Yes the shape (contraction) of an accelerating rocket only depends on its speed, not acceleration.
But gravitational time dilation depends on acceleration, linearly.

Can we just rename gravitational time dilation to accelerational time dilation and move on?

 

[stevendaryl]

Once again, here are the facts:

For a rocket accelerating at constant proper acceleration:

• Take two clocks and bring them together at the rear of the rocket and synchronize them.
• Take one of the clocks to the front of the rocket. Wait.
• Take the front clock back to the rear, and compare. The relationship between the elapsed times on the two clocks will be, approximately: [itex]\tau_{rear}/\tau_{front} \approx 1 - \frac{gL}{c^2}[/itex], where [itex]g[/itex] is the acceleration of the rear of the rocket, and [itex]L[/itex] is the height of the rocket.

For a rocket at rest upright on the Earth:

• Take two clocks and bring them together at the rear of the rocket and synchronize them.
• Take one of the clocks to the front of the rocket. Wait.
• Take the front clock back to the rear, and compare. The relationship between the elapsed times on the two clocks will be, approximately: [itex]\tau_{rear}/\tau_{front} \approx 1 - \frac{gL}{c^2}[/itex], where [itex]g[/itex] is the acceleration of gravity at the rear rocket, and [itex]L[/itex] is the height of the rocket.

These numbers are only approximately true, in the limit of small [itex]L[/itex], and where the time the clocks spend in transit is negligible. It's the same effect; it's a reflection of the non-vanishing of the connection coefficients in the noninertial frame in which the rocket is at rest.

 

[timmdeeg]

Proper distance between events is invariant, but between world lines it is frame dependent. In a local inertial (free fall) frame near Earth the proper distance between the top and bottom of building decreases with time, while in a noninertial frame where the building is stationary, the proper distance is constant.

Yes, but I didn't consider an inertial frame. Is the proper distance between the top and the bottom of the rocket the same in both noninertial frames, hovering with g stationary above Earth and accelerating with g in flat spacetime?

Do we calculate the proper distance in the hovering case ##d\sigma=dr/\sqrt(1-2M/r)^{1/2}## but different when accelerating in flat space?

 

[PAllen]

Yes, but I didn't consider an inertial frame. Is the proper distance between the top and the bottom of the rocket the same in both noninertial frames, hovering with g stationary above Earth and accelerating with g in flat spacetime?
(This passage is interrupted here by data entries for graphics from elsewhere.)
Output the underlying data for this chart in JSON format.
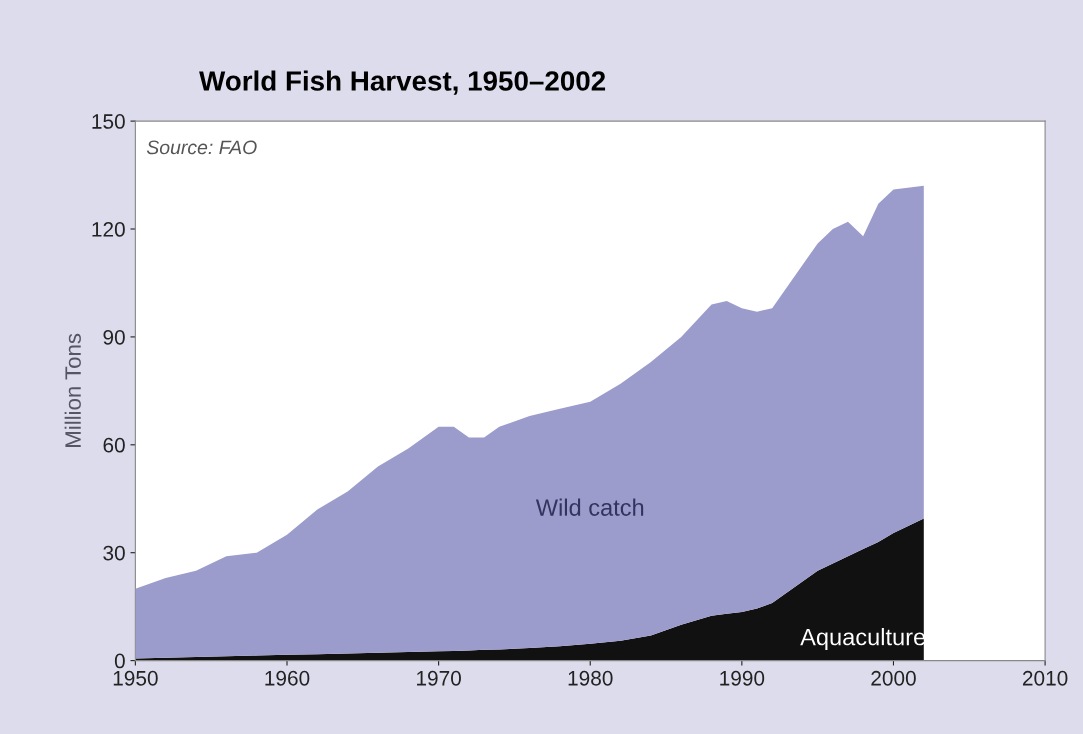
{
  "chart_data": {
    "type": "area",
    "title": "World Fish Harvest, 1950–2002",
    "ylabel": "Million Tons",
    "stacked": true,
    "x": [
      1950,
      1952,
      1954,
      1956,
      1958,
      1960,
      1962,
      1964,
      1966,
      1968,
      1970,
      1971,
      1972,
      1973,
      1974,
      1976,
      1978,
      1980,
      1982,
      1984,
      1986,
      1988,
      1989,
      1990,
      1991,
      1992,
      1994,
      1995,
      1996,
      1997,
      1998,
      1999,
      2000,
      2002
    ],
    "series": [
      {
        "name": "Aquaculture",
        "color": "#111111",
        "values": [
          0.6,
          0.8,
          1.0,
          1.2,
          1.4,
          1.6,
          1.8,
          2.0,
          2.2,
          2.4,
          2.6,
          2.7,
          2.8,
          3.0,
          3.1,
          3.5,
          4.0,
          4.7,
          5.5,
          7.0,
          10,
          12.5,
          13,
          13.5,
          14.5,
          16,
          22,
          25,
          27,
          29,
          31,
          33,
          35.5,
          39.5
        ]
      },
      {
        "name": "Wild catch",
        "color": "#9b9ccc",
        "values": [
          19.4,
          22.2,
          24.0,
          27.8,
          28.6,
          33.4,
          40.2,
          45.0,
          51.8,
          56.6,
          62.4,
          62.3,
          59.2,
          59.0,
          61.9,
          64.5,
          66.0,
          67.3,
          71.5,
          76.0,
          80.0,
          86.5,
          87.0,
          84.5,
          82.5,
          82.0,
          88.0,
          91.0,
          93.0,
          93.0,
          87.0,
          94.0,
          95.5,
          92.5
        ]
      }
    ],
    "xlim": [
      1950,
      2010
    ],
    "xticks": [
      1950,
      1960,
      1970,
      1980,
      1990,
      2000,
      2010
    ],
    "ylim": [
      0,
      150
    ],
    "yticks": [
      0,
      30,
      60,
      90,
      120,
      150
    ],
    "annotations": [
      "Source: FAO"
    ],
    "grid": false,
    "legend": false
  }
}
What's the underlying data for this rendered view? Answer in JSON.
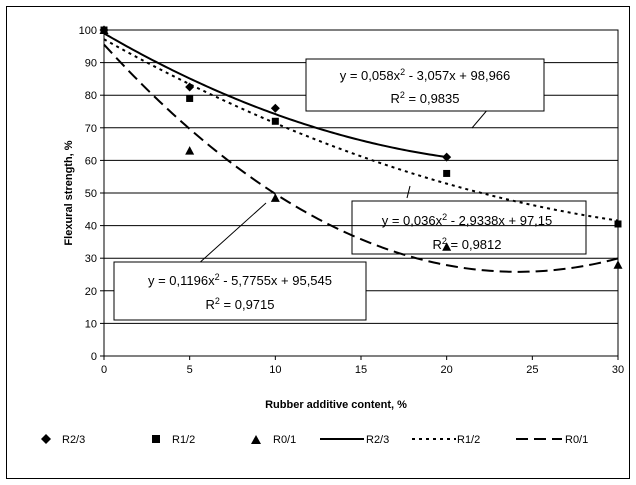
{
  "chart_data": {
    "type": "scatter",
    "xlabel": "Rubber additive content, %",
    "ylabel": "Flexural strength, %",
    "xlim": [
      0,
      30
    ],
    "ylim": [
      0,
      100
    ],
    "x_ticks": [
      "0",
      "5",
      "10",
      "15",
      "20",
      "25",
      "30"
    ],
    "y_ticks": [
      "0",
      "10",
      "20",
      "30",
      "40",
      "50",
      "60",
      "70",
      "80",
      "90",
      "100"
    ],
    "grid": "horizontal",
    "legend_position": "bottom",
    "series": [
      {
        "name": "R2/3",
        "marker": "diamond",
        "x": [
          0,
          5,
          10,
          20
        ],
        "y": [
          100,
          82.5,
          76,
          61
        ]
      },
      {
        "name": "R1/2",
        "marker": "square",
        "x": [
          0,
          5,
          10,
          20,
          30
        ],
        "y": [
          100,
          79,
          72,
          56,
          40.5
        ]
      },
      {
        "name": "R0/1",
        "marker": "triangle",
        "x": [
          0,
          5,
          10,
          20,
          30
        ],
        "y": [
          100,
          63,
          48.5,
          33.5,
          28
        ]
      }
    ],
    "trendlines": [
      {
        "name": "R2/3",
        "style": "solid",
        "a": 0.058,
        "b": -3.057,
        "c": 98.966,
        "x_range": [
          0,
          20
        ],
        "equation": "y = 0,058x",
        "equation_tail": " - 3,057x + 98,966",
        "r2_label": "R",
        "r2_value": " = 0,9835"
      },
      {
        "name": "R1/2",
        "style": "dotted",
        "a": 0.036,
        "b": -2.9338,
        "c": 97.15,
        "x_range": [
          0,
          30
        ],
        "equation": "y = 0,036x",
        "equation_tail": " - 2,9338x + 97,15",
        "r2_label": "R",
        "r2_value": " = 0,9812"
      },
      {
        "name": "R0/1",
        "style": "dashed",
        "a": 0.1196,
        "b": -5.7755,
        "c": 95.545,
        "x_range": [
          0,
          30
        ],
        "equation": "y = 0,1196x",
        "equation_tail": " - 5,7755x + 95,545",
        "r2_label": "R",
        "r2_value": " = 0,9715"
      }
    ],
    "legend": [
      "R2/3",
      "R1/2",
      "R0/1",
      "R2/3",
      "R1/2",
      "R0/1"
    ],
    "superscript": "2"
  }
}
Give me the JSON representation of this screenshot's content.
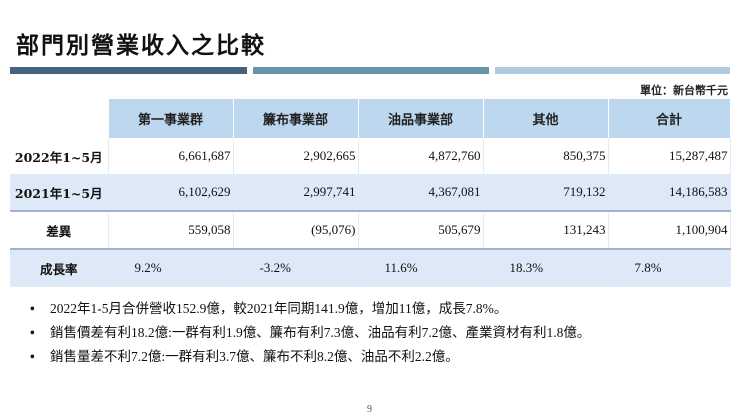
{
  "title": "部門別營業收入之比較",
  "header_bars": [
    {
      "color": "#44637f"
    },
    {
      "color": "#6a93a8"
    },
    {
      "color": "#b2cbdc"
    }
  ],
  "unit_note": "單位：新台幣千元",
  "table": {
    "columns": [
      "",
      "第一事業群",
      "簾布事業部",
      "油品事業部",
      "其他",
      "合計"
    ],
    "rows": [
      {
        "label": "2022年1~5月",
        "values": [
          "6,661,687",
          "2,902,665",
          "4,872,760",
          "850,375",
          "15,287,487"
        ]
      },
      {
        "label": "2021年1~5月",
        "values": [
          "6,102,629",
          "2,997,741",
          "4,367,081",
          "719,132",
          "14,186,583"
        ]
      },
      {
        "label": "差異",
        "values": [
          "559,058",
          "(95,076)",
          "505,679",
          "131,243",
          "1,100,904"
        ]
      },
      {
        "label": "成長率",
        "values": [
          "9.2%",
          "-3.2%",
          "11.6%",
          "18.3%",
          "7.8%"
        ]
      }
    ]
  },
  "bullets": [
    {
      "marker": "•",
      "text": "2022年1-5月合併營收152.9億，較2021年同期141.9億，增加11億，成長7.8%。"
    },
    {
      "marker": "•",
      "text": "銷售價差有利18.2億:一群有利1.9億、簾布有利7.3億、油品有利7.2億、產業資材有利1.8億。"
    },
    {
      "marker": "•",
      "text": "銷售量差不利7.2億:一群有利3.7億、簾布不利8.2億、油品不利2.2億。"
    }
  ],
  "page_number": "9",
  "colors": {
    "header_fill": "#bdd7ee",
    "band_fill": "#dde9f6",
    "separator": "#9fb3cf"
  }
}
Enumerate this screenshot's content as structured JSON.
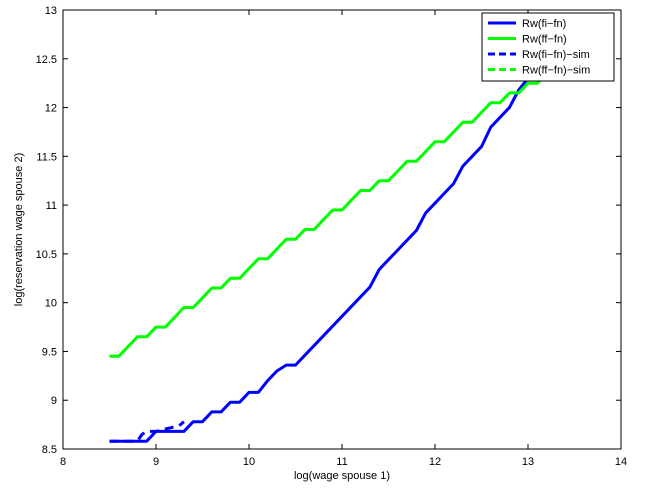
{
  "chart_data": {
    "type": "line",
    "title": "",
    "xlabel": "log(wage spouse 1)",
    "ylabel": "log(reservation wage spouse 2)",
    "xlim": [
      8,
      14
    ],
    "ylim": [
      8.5,
      13
    ],
    "xticks": [
      8,
      9,
      10,
      11,
      12,
      13,
      14
    ],
    "yticks": [
      8.5,
      9,
      9.5,
      10,
      10.5,
      11,
      11.5,
      12,
      12.5,
      13
    ],
    "grid": false,
    "legend_position": "top-right",
    "series": [
      {
        "name": "Rw(fi−fn)",
        "color": "#0000ff",
        "style": "solid",
        "x": [
          8.5,
          8.9,
          9.0,
          9.3,
          9.4,
          9.5,
          9.6,
          9.7,
          9.8,
          9.9,
          10.0,
          10.1,
          10.2,
          10.3,
          10.4,
          10.5,
          10.6,
          10.7,
          10.8,
          10.9,
          11.0,
          11.1,
          11.2,
          11.3,
          11.4,
          11.5,
          11.6,
          11.7,
          11.8,
          11.9,
          12.0,
          12.1,
          12.2,
          12.3,
          12.4,
          12.5,
          12.6,
          12.7,
          12.8,
          12.9,
          13.0
        ],
        "y": [
          8.58,
          8.58,
          8.68,
          8.68,
          8.78,
          8.78,
          8.88,
          8.88,
          8.98,
          8.98,
          9.08,
          9.08,
          9.2,
          9.3,
          9.36,
          9.36,
          9.46,
          9.56,
          9.66,
          9.76,
          9.86,
          9.96,
          10.06,
          10.16,
          10.34,
          10.44,
          10.54,
          10.64,
          10.74,
          10.92,
          11.02,
          11.12,
          11.22,
          11.4,
          11.5,
          11.6,
          11.8,
          11.9,
          12.0,
          12.18,
          12.3
        ]
      },
      {
        "name": "Rw(ff−fn)",
        "color": "#00ff00",
        "style": "solid",
        "x": [
          8.5,
          8.6,
          8.7,
          8.8,
          8.9,
          9.0,
          9.1,
          9.2,
          9.3,
          9.4,
          9.5,
          9.6,
          9.7,
          9.8,
          9.9,
          10.0,
          10.1,
          10.2,
          10.3,
          10.4,
          10.5,
          10.6,
          10.7,
          10.8,
          10.9,
          11.0,
          11.1,
          11.2,
          11.3,
          11.4,
          11.5,
          11.6,
          11.7,
          11.8,
          11.9,
          12.0,
          12.1,
          12.2,
          12.3,
          12.4,
          12.5,
          12.6,
          12.7,
          12.8,
          12.9,
          13.0,
          13.1,
          13.2
        ],
        "y": [
          9.45,
          9.45,
          9.55,
          9.65,
          9.65,
          9.75,
          9.75,
          9.85,
          9.95,
          9.95,
          10.05,
          10.15,
          10.15,
          10.25,
          10.25,
          10.35,
          10.45,
          10.45,
          10.55,
          10.65,
          10.65,
          10.75,
          10.75,
          10.85,
          10.95,
          10.95,
          11.05,
          11.15,
          11.15,
          11.25,
          11.25,
          11.35,
          11.45,
          11.45,
          11.55,
          11.65,
          11.65,
          11.75,
          11.85,
          11.85,
          11.95,
          12.05,
          12.05,
          12.15,
          12.15,
          12.25,
          12.25,
          12.35
        ]
      },
      {
        "name": "Rw(fi−fn)−sim",
        "color": "#0000ff",
        "style": "dashed",
        "x": [
          8.5,
          8.8,
          8.85,
          8.9,
          9.0,
          9.25,
          9.3
        ],
        "y": [
          8.58,
          8.58,
          8.65,
          8.68,
          8.68,
          8.74,
          8.78
        ]
      },
      {
        "name": "Rw(ff−fn)−sim",
        "color": "#00ff00",
        "style": "dashed",
        "x": [],
        "y": []
      }
    ]
  }
}
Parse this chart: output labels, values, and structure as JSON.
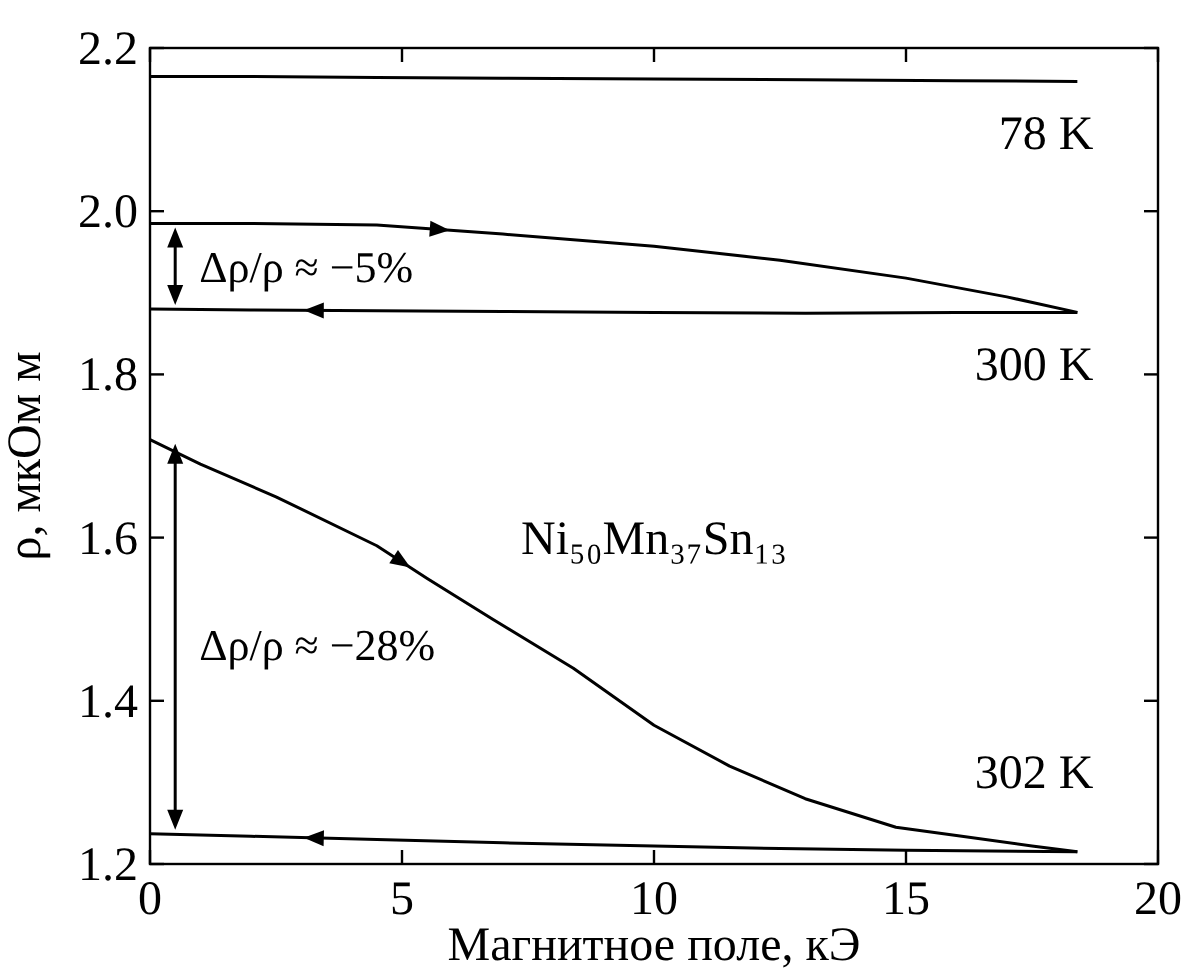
{
  "chart_data": {
    "type": "line",
    "xlabel": "Магнитное поле, кЭ",
    "ylabel": "ρ, мкОм м",
    "annotations": [
      "Δρ/ρ ≈ −5%",
      "Δρ/ρ ≈ −28%",
      "Ni₅₀Mn₃₇Sn₁₃"
    ],
    "xlim": [
      0,
      20
    ],
    "xticks": [
      0,
      5,
      10,
      15,
      20
    ],
    "ylim": [
      1.2,
      2.2
    ],
    "yticks": [
      {
        "value": 1.2,
        "label": "1.2"
      },
      {
        "value": 1.4,
        "label": "1.4"
      },
      {
        "value": 1.6,
        "label": "1.6"
      },
      {
        "value": 1.8,
        "label": "1.8"
      },
      {
        "value": 2,
        "label": "2.0"
      },
      {
        "value": 2.2,
        "label": "2.2"
      }
    ],
    "grid": false,
    "legend": "right",
    "marker": "none",
    "line_style": "solid",
    "series": [
      {
        "name": "78 K",
        "color": "#000000",
        "x": [
          0,
          2,
          4.5,
          7,
          10,
          13,
          16,
          18.4
        ],
        "values": [
          2.165,
          2.165,
          2.164,
          2.163,
          2.162,
          2.161,
          2.16,
          2.159
        ]
      },
      {
        "color": "#000000",
        "x": [
          0,
          2,
          4.5,
          7,
          10,
          12.5,
          15,
          17,
          18.4
        ],
        "values": [
          1.985,
          1.985,
          1.983,
          1.972,
          1.957,
          1.94,
          1.918,
          1.895,
          1.876
        ]
      },
      {
        "name": "300 K",
        "color": "#000000",
        "x": [
          18.4,
          16,
          13,
          10,
          7,
          4.5,
          2,
          0
        ],
        "values": [
          1.876,
          1.876,
          1.875,
          1.876,
          1.877,
          1.878,
          1.879,
          1.88
        ]
      },
      {
        "name": "302 K",
        "color": "#000000",
        "x": [
          0,
          1,
          2.5,
          4.5,
          5.5,
          6.8,
          8.4,
          10,
          11.5,
          13,
          14.8,
          16,
          17.5,
          18.4
        ],
        "values": [
          1.72,
          1.69,
          1.65,
          1.59,
          1.55,
          1.5,
          1.44,
          1.37,
          1.32,
          1.28,
          1.245,
          1.235,
          1.222,
          1.215
        ]
      },
      {
        "color": "#000000",
        "x": [
          18.4,
          15,
          12.5,
          10,
          7,
          4.5,
          2,
          0
        ],
        "values": [
          1.215,
          1.217,
          1.219,
          1.222,
          1.226,
          1.23,
          1.234,
          1.237
        ]
      }
    ]
  }
}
Do we calculate the proper distance in the hovering case ##d\sigma=dr/\sqrt(1-2M/r)^{1/2}## but different when accelerating in flat space?

We define it to be the same. We want to compare e.g. a 100 meter rocket or building in both cases, with non changing distance determined, e.g. by successive round trip radar measurements. Then the time dilation will be the same to high precision. There will be a small second order difference in the time dilation, but that can be made arbitrarily small by considering a hypothetical planet of very large mass and very low density (thus large radius) such that its surface gravity is g. Also, this second order difference plays no role in Schild's argument.

 

[stevendaryl]

We define it to be the same. We want to compare e.g. a 100 meter rocket or building in both cases, with non changing distance determined, e.g. by successive round trip radar measurements. Then the time dilation will be the same to high precision. There will be a small second order difference in the time dilation, but that can be made arbitrarily small by considering a hypothetical planet of very large mass and very low density (thus large radius) such that its surface gravity is g. Also, this second order difference plays no role in Schild's argument.

Well, are we any closer to figuring out what Schild's argument actually means? To first order, there is no observable difference between gravitational time dilation and acceleration-dependent time dilation. So how can gravitational time dilation prove that spacetime is curved?